“Non fosse per la nostalgia, non si vivrebbe male”.
Aggiustare l’universo è stato il libro che mi ha fatto riappacificare con le storie ambientate durante la seconda guerra mondiale. Per troppo tempo, ho fatto fatica ad approcciarmi a storie che trattassero l’olocausto e i drammi della guerra.

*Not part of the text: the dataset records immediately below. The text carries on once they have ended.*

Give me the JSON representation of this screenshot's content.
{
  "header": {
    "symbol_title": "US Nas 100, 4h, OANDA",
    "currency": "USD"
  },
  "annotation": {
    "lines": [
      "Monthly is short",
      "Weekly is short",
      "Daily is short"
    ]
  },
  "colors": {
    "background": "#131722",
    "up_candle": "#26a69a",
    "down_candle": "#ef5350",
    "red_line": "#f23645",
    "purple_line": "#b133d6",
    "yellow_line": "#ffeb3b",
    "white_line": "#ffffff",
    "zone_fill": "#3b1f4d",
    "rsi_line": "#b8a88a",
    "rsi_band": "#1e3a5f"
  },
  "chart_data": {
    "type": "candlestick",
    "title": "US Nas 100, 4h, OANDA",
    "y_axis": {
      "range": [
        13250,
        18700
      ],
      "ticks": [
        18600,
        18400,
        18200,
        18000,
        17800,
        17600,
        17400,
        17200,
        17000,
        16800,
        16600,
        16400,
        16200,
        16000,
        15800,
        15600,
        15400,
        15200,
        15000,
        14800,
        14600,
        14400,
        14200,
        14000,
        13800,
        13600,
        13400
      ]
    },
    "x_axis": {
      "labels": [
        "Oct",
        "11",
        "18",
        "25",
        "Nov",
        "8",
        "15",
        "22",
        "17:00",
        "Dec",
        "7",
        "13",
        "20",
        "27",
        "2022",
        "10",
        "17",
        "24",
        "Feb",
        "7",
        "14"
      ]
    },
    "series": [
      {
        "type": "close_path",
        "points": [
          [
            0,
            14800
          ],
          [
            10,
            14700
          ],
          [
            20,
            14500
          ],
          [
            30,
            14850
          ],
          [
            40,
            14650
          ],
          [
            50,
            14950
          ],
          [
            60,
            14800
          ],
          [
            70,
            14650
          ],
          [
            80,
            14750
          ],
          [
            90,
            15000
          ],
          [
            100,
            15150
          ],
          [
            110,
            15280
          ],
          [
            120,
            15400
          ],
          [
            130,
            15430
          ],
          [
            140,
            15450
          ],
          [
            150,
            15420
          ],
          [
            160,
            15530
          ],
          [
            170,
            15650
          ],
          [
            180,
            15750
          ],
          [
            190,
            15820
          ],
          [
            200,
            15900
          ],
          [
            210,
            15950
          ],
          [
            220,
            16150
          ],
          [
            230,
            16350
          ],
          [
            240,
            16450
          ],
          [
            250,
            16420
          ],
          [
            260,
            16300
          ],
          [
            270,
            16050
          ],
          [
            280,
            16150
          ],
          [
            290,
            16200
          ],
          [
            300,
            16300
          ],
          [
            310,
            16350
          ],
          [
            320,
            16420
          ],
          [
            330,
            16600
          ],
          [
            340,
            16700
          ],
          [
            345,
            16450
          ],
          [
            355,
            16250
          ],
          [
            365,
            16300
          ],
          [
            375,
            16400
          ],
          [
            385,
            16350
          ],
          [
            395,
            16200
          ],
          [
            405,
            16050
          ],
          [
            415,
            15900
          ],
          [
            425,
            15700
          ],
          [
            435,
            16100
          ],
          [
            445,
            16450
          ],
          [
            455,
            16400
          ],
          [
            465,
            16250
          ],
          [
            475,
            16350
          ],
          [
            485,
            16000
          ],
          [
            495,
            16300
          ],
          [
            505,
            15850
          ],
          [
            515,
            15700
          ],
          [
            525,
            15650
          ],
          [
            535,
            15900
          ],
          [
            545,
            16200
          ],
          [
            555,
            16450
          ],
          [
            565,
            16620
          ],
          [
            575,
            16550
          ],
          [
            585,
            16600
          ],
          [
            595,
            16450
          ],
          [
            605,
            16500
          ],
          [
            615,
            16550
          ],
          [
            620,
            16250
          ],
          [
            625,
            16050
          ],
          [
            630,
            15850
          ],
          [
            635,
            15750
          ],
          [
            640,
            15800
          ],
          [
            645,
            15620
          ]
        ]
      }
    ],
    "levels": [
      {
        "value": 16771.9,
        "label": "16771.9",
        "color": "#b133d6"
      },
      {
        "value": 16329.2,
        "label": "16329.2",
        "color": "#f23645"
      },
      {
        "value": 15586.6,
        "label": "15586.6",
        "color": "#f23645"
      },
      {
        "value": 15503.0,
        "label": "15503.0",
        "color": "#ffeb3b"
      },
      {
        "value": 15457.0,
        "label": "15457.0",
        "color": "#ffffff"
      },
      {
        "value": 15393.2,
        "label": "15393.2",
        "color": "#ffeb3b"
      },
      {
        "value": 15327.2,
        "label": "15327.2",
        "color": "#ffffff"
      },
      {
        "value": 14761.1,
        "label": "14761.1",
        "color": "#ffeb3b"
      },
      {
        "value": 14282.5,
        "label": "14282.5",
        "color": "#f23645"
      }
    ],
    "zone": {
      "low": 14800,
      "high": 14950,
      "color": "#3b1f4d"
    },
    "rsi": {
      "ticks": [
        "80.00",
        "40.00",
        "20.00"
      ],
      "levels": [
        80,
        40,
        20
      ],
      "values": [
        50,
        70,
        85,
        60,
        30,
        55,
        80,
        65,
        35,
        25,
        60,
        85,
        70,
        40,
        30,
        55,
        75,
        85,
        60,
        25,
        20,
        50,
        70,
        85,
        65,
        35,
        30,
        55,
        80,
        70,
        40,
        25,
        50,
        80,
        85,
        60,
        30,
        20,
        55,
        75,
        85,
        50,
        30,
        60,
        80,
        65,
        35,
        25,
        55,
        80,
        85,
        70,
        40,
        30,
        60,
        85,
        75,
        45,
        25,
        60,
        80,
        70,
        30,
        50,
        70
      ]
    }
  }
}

Raffaella Romagnolo, però, riesce a raccontare una storia tragica (con un lieto fine) in maniera dolce, senza edulcorare gli eventi e senza rimestare nel torbido del dolore indimenticabile di eventi che hanno segnato la storia in maniera drammatica.
Ho recuperato questo libro – fra i candidati al premio Strega – attraverso Audible.
L’esperienza di ascolto mi ha soddisfatto appieno, avendo trovato la voce narrante perfettamente adatta al tono del libro e alle emozioni che la Romagnolo voleva trasmettere.
È un romanzo che racconta la storia di una famiglia (in parte) ebrea che viene, ovviamente, toccata dagli eventi del conflitto mondiale e dalle leggi razziali e la storia di una maestra elementare, Gilla, che vive la propria professione con una passione senza pari.
Aggiustare l’universo è un libro “gentile”, che ci insegna che i piccoli gesti possono fare tutta la differenza del mondo e che l’indifferenza di fronte ai problemi altrui non serve a niente. Per sistemare le cose, bisogna volerlo davvero e provare a tendere la mano a chi si è chiuso a riccio perché la vita lo ha traumatizzato.
È una storia di un ritorno, una storia di rinascita. Unico neo, a mio avviso, alcune frasi un po’ stucchevoli, con termini troppo ricercati, che spezzavano l’incedere omogeneo del romanzo.